Bullet trains on existing high-speed trunk routes linking the three cities now cruise at 350km/h since the line’s completion in 2013.
The revived maglev line, a signature project of Zhejiang’s 3.6 trillion yuan transportation investment plan announced earlier this month to cover the next 10-15 years, was first broached for a feasibility study in the early 2000s, but was put on ice by Beijing due to its exorbitant cost.
Yet this time around the project is gaining traction as Beijing aims to rival Japan, which is revving up construction of a similar line, the Chuo Shinkansen, between Tokyo and Nagoya, with plans for an extension to Osaka.
Chinese engineers and workers can also draw on the experience of Shanghai’s 30km maglev experimental line to its Pudong airport that has been up and running since 2002.
Zhejiang has also earmarked 100 billion for a cluster of sea-crossing bridges among Shanghai, Ningbo and Zhoushan that will form an offshore ring and high-speed rail link to span a vast expanse of the East China Sea. This will allow shortcuts across the water between Shanghai and Ningbo and Ningbo and Zhoushan.
These links will also connect two of the world’s largest container ports and combine them into one.
In Guangdong, China’s largest provincial economy, more projects are being launched to spur investment and spawn jobs and orders for all industries. The provincial capital of Guangzhou aims to extend more metro lines beyond its city limits to three neighboring cities on the west bank of the Pearl River estuary all the way to the border of Macau.
The city is also discussing a 100km-plus metro line with cities on the east bank to link the tech and innovation hub of Shenzhen.
Shenzhen also aims to more than triple its current metro system length of 300km – already longer than Hong Kong’s MTR – to 1,000km by 2030 with 16 new lines, to a metro service density that can rival Tokyo’s metropolitan area.
Observers say the slew of new projects being planned and built aims to cram 50 years’ worth of urbanization and infrastructure development in other countries into a time span of 10-15 years in these Chinese provinces.
Still, when cadres there promise the construction of these new roads and lines will not be held back by the impact of Covid-19, not all the ambitious plans will come to pass. When announcing these megaprojects, cadres usually give scant details about financing or completion dates.
But there is no doubt that sentiments can be boosted when better-off provinces like Zhejiang and Guangdong – both dynamos that are driving the Chinese economy – break ground on big projects, especially when there have been talks that Beijing may scrap this year’s GDP growth target altogether at the parliamentary session to be held on May 21.

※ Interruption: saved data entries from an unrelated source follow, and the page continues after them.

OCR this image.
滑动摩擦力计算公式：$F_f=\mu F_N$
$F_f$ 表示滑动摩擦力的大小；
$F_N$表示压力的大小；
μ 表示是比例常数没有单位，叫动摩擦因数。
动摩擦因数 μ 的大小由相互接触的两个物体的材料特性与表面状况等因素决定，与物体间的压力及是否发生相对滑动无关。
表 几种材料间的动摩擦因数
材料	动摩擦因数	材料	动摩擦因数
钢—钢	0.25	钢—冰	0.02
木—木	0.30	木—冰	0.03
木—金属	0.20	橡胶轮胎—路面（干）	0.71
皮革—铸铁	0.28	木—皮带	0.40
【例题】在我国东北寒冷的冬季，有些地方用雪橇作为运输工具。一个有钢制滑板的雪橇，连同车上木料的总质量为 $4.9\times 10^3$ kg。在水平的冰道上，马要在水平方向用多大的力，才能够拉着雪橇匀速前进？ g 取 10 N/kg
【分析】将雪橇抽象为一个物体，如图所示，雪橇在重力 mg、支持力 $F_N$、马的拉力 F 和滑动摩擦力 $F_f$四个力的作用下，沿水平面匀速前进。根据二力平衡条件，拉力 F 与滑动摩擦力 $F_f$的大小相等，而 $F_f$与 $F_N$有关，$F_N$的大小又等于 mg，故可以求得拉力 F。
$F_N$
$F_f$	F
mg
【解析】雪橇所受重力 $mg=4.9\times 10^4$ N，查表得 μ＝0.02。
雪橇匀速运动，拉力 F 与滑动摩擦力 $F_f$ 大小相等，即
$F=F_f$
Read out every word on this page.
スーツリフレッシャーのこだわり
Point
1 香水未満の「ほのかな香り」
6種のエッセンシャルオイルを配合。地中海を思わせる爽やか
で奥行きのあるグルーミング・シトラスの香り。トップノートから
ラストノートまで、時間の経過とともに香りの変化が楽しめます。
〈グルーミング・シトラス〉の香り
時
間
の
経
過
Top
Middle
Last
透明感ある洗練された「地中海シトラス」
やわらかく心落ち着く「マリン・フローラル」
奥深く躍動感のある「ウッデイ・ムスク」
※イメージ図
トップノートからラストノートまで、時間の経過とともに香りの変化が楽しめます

Deputies of the National People’s Congress and the Chinese People’s Political Consultative Conference will be heading for the Great Hall of the People in Beijing to deliberate on plans for the rest of the year as the nation counts its losses in the wake of the epidemic. The two sessions were moved back from March due to the coronavirus scourge.
Cooking up new initiatives and projects is needed to rekindle spirits when President Xi Jinping and Premier Li Keqiang meet representatives and discuss and unveil fresh policies.
China’s economy was hammered by the pandemic in the first quarter, contracting 6.8% year-on-year as virtually all sectors were brought to a grinding halt.
Meanwhile, Xinhua reported that China’s finance ministry this week approved the issue of the third round of advance local government special-purpose bonds (SPB) that were worth one trillion yuan, a welcome move for provinces that aim to raise cash through various means.
Caixin also reported that the full annual SPB quota would be announced at the upcoming two sessions, and the number of such debts may far exceed last year’s annual quota of 2.15 trillion.
Zheshang Securities, a major stock trading firm, noted in a report that the preliminary data it collected had already shown a sharp nationwide rebound in infrastructure investments in March and it expected China’s annual growth in fixed assets investment could still hit the two-digit range for the entire year despite early stumbles in the first two months.